In the finite-dimensional case, this formulation is susceptible to a generalization: if
$$0 \rightarrow V_1 \rightarrow V_2 \rightarrow \cdots \rightarrow V_r \rightarrow 0$$
is an exact sequence of finite-dimensional vector spaces, then
$$\sum_{i=1}^r (-1)^i\dim(V_i) = 0.$$
The rank–nullity theorem for finite-dimensional vector spaces may also be formulated in terms of the index of a linear map.

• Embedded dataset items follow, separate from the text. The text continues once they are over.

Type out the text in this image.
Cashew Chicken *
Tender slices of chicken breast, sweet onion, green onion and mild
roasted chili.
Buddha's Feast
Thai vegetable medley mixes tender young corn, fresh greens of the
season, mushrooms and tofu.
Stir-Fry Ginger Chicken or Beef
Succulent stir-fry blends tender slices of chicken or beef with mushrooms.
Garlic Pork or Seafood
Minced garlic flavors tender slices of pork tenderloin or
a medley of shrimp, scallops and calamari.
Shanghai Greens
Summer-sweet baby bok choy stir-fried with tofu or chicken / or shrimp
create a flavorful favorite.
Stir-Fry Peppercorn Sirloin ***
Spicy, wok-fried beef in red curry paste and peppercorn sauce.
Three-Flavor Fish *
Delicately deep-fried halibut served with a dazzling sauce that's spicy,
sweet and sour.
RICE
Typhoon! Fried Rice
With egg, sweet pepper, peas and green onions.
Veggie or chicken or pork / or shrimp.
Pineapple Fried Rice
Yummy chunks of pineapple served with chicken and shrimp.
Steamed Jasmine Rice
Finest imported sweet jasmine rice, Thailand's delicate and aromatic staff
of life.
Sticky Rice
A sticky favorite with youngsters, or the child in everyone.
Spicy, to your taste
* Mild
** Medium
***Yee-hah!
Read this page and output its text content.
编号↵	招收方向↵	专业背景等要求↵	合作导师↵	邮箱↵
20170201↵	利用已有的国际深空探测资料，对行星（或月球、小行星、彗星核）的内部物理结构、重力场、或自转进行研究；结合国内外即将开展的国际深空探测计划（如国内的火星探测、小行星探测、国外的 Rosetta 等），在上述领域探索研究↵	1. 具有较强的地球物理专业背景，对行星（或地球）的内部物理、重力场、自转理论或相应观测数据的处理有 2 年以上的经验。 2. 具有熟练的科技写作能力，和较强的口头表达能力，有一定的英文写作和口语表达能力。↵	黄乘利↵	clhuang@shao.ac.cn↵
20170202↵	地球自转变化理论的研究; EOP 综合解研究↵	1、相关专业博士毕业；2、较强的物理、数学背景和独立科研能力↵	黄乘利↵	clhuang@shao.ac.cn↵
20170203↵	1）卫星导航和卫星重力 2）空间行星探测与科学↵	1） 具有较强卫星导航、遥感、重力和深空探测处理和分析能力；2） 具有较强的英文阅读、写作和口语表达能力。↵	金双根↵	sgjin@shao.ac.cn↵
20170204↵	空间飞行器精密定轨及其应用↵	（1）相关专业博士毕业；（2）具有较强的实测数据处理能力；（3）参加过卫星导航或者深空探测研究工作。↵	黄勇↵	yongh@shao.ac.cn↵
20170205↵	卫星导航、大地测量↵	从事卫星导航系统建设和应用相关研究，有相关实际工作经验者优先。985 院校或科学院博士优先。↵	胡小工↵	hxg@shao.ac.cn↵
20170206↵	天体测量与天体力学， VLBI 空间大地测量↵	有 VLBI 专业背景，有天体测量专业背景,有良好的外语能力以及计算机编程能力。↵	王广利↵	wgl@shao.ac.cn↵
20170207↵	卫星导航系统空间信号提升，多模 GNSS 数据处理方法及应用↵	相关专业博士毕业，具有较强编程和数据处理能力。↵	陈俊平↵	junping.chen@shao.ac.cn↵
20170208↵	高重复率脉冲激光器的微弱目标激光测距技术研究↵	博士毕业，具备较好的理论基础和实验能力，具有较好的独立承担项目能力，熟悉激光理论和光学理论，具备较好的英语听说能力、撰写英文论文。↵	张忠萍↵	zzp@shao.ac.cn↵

The index of a linear map $T \in \operatorname{Hom}(V,W)$, where $V$ and $W$ are finite-dimensional, is defined by
$$\operatorname{index} T = \dim \operatorname{Ker}(T) - \dim \operatorname{Coker} T .$$

Intuitively, $\dim \operatorname{Ker} T$ is the number of independent solutions $v$ of the equation $Tv = 0$, and $\dim \operatorname{Coker} T$ is the number of independent restrictions that have to be put on $w$ to make $Tv = w$ solvable. The rank–nullity theorem for finite-dimensional vector spaces is equivalent to the statement
$$\operatorname{index} T = \dim V - \dim W .$$

We see that we can easily read off the index of the linear map $T$ from the involved spaces, without any need to analyze $T$ in detail. This effect also occurs in a much deeper result: the Atiyah–Singer index theorem states that the index of certain differential operators can be read off the geometry of the involved spaces.